Anirban Maitra, M.B.B.S.
Professor, Department of Neurosurgery
Deputy Division Head for Academic Science, Division of Pathology and Laboratory Medicine
Scientific Director, Shiekh Ahmed Bin Zayed Al Nahay Center for Pancreatic Cancer Research
Co-Leader, MD Anderson Pancreatic Cancer Moon Shot ®
Division of Pathology and Laboratory Medicine
Maitra Laboratory Webpage
Dr. Maitra is a Professor of Pathology and Translational Molecular Pathology, and Scientific Director of the Sheikh Ahmed Pancreatic Cancer Research Center at MD Anderson Cancer Center, Houston (since August 2013). Dr. Maitra is the Principal Investigator of an NCI-funded laboratory dedicated to pancreatic cancer research. Dr. Maitra has trained over three dozen postdoctoral fellows and graduate students, many of whom are now in independent faculty positions in the United States or worldwide.

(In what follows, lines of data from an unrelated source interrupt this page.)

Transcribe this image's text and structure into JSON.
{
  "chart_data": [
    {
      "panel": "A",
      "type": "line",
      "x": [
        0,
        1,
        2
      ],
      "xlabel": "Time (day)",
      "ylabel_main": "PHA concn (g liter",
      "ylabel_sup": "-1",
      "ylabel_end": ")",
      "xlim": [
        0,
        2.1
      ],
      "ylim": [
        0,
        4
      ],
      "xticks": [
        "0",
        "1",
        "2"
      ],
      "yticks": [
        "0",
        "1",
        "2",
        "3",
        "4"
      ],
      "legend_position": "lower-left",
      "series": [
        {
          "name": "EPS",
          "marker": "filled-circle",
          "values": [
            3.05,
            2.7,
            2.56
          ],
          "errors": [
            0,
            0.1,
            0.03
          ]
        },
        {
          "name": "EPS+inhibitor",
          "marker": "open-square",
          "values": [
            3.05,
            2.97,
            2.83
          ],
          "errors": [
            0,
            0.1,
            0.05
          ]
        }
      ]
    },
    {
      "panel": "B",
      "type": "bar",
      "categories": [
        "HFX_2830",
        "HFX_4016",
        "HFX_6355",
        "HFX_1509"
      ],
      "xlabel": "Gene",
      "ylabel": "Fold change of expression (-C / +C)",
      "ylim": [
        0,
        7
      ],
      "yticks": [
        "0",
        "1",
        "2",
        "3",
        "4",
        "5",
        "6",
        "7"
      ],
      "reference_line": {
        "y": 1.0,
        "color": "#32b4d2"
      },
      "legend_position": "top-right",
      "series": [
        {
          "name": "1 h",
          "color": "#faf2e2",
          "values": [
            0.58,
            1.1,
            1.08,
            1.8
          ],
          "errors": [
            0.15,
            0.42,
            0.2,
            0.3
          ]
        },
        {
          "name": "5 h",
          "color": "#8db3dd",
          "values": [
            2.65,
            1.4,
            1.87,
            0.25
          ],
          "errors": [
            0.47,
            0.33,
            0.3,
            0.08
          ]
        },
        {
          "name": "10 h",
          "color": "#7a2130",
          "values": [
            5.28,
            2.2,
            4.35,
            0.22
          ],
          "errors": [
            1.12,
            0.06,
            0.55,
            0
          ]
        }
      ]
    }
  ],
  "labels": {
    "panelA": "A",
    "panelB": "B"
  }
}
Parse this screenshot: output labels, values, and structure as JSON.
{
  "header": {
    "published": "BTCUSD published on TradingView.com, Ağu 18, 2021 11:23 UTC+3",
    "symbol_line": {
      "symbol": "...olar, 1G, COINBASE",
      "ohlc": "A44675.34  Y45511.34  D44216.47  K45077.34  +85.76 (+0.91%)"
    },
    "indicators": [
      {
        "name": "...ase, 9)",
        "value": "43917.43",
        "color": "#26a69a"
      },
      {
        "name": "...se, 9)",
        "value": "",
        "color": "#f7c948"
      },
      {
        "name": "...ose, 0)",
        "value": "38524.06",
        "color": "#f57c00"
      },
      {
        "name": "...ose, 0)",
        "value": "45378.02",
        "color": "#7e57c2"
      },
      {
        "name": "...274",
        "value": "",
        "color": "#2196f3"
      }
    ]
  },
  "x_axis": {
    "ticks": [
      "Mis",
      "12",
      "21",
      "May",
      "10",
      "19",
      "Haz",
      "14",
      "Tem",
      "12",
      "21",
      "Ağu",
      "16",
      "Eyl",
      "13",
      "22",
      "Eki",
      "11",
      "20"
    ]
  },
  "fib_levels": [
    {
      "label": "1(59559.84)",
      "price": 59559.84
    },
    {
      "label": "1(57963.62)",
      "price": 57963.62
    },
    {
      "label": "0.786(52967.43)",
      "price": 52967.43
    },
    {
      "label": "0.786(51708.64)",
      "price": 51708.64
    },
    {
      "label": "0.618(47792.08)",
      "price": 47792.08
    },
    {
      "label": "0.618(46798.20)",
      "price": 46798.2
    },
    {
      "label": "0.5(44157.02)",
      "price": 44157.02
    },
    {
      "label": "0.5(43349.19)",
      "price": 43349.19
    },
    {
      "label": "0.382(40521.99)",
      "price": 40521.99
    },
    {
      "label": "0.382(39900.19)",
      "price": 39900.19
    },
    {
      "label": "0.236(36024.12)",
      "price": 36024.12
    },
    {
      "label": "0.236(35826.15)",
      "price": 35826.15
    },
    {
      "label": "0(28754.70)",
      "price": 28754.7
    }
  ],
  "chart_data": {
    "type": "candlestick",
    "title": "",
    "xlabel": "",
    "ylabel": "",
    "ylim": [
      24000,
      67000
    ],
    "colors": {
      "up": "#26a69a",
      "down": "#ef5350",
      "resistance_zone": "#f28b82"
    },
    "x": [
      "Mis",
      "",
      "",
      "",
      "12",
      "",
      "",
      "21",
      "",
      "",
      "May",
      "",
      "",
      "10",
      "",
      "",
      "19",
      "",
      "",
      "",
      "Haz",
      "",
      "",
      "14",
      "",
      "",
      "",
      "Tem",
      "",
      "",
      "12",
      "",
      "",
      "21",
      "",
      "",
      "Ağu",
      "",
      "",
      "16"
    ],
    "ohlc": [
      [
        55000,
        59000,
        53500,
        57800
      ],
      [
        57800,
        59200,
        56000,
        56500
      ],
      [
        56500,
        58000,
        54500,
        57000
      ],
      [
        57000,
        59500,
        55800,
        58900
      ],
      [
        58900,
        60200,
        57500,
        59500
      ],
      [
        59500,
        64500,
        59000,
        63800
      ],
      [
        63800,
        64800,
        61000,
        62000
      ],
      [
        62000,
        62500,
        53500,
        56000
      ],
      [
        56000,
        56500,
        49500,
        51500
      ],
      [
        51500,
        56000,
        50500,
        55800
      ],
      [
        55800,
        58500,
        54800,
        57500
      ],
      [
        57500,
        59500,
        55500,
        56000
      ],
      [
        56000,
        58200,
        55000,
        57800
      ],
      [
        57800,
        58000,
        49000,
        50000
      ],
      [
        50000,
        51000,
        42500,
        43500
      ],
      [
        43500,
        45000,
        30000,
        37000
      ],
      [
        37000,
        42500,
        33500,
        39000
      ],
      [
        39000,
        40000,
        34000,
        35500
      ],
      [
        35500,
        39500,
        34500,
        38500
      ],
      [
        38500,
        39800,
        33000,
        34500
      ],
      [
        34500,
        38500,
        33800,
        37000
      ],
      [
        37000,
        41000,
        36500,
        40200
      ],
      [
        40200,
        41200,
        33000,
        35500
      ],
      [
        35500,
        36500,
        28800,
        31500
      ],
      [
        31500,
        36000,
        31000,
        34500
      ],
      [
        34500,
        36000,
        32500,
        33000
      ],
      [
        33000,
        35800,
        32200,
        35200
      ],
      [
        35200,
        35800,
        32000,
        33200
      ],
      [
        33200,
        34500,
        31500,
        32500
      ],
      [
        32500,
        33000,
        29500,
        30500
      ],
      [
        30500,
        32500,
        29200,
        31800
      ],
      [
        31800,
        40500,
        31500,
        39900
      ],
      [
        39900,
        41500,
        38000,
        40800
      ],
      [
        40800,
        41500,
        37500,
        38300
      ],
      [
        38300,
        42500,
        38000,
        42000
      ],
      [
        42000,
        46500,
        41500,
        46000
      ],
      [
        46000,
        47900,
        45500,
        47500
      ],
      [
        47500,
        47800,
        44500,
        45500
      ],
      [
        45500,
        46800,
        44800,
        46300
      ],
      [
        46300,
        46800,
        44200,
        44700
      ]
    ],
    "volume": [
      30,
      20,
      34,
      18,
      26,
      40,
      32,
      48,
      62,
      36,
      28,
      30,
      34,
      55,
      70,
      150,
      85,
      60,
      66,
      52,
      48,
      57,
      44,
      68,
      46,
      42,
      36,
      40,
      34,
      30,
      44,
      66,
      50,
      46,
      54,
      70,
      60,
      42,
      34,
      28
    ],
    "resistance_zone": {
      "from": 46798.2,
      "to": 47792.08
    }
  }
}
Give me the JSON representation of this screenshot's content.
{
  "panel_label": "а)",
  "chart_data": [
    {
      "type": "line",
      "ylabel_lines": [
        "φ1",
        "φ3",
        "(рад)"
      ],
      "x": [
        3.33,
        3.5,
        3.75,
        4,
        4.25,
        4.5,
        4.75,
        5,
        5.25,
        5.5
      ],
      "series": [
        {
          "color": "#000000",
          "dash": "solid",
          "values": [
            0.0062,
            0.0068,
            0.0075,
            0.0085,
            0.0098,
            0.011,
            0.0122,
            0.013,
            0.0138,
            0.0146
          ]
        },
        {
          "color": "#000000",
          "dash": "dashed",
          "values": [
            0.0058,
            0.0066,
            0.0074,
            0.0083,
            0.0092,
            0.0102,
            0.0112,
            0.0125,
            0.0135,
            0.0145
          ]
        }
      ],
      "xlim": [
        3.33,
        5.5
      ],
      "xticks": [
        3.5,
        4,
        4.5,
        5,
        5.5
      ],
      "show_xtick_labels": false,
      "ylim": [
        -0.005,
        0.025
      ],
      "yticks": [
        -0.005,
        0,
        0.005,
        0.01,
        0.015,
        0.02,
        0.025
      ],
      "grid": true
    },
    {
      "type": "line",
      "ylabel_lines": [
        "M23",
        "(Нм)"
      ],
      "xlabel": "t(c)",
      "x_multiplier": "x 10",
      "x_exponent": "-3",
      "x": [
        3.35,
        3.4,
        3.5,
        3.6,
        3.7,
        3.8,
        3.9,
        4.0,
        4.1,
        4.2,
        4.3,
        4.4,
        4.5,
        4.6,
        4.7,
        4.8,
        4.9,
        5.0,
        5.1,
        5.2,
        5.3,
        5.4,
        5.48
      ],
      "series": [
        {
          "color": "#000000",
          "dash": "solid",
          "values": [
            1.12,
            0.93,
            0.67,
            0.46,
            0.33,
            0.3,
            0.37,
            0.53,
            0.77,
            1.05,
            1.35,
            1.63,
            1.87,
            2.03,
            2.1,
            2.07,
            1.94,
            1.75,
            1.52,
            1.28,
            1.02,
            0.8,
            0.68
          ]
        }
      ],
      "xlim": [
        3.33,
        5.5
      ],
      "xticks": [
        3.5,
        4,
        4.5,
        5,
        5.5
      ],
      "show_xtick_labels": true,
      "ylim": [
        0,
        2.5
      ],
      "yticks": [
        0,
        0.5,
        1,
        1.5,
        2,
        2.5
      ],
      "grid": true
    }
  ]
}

The arc of his research career has been defined by contributions made in the spheres of genetics and molecular pathology of pancreatic cancer and its precursor lesions, in both human and cognate mouse models of pancreatic neoplasia. Dr. Maitra is deeply committed towards identifying and implementing translational research opportunities in pancreatic cancer that can improve the survival of patients stricken with this disease, with a particular focus on early detection and cancer interception. Dr. Maitra has been a leader on numerous programmatic efforts in pancreatic cancer, funded through both the NCI and foundations such as Stand-Up-To-Cancer/AACR.
He is the Principal Investigator of a NIH-funded laboratory dedicated to pancreatic cancer research, and also the Leader of the Stand Up 2 Cancer - Lustgarten Pancreatic Interception Dream Team. Thus, he has extensive familiarity of working with, and leading, large diverse teams of investigators engaged in a focused area of research. He is the Program Co-Leader of the NCI designated Cancer Center Support Grant (CCGD) where he oversees the integration and direction of Institutional pancreatic cancer basic research and clinical translational efforts. He is also the Co-Leader of the Pancreatic Cancer Moonshot project, a multi-disciplinary effort to improve the survival of this disease beyond incremental advances. The arc of his career has been defined by contributions made in the spheres of genetics and molecular pathology of pancreatic cancer and its precursor lesions, mouse models of pancreatic neoplasia, and experimental therapeutics in pancreatic cancer. He has trained close to 40 postdoctoral fellows and graduate students, many of whom are now in independent faculty positions.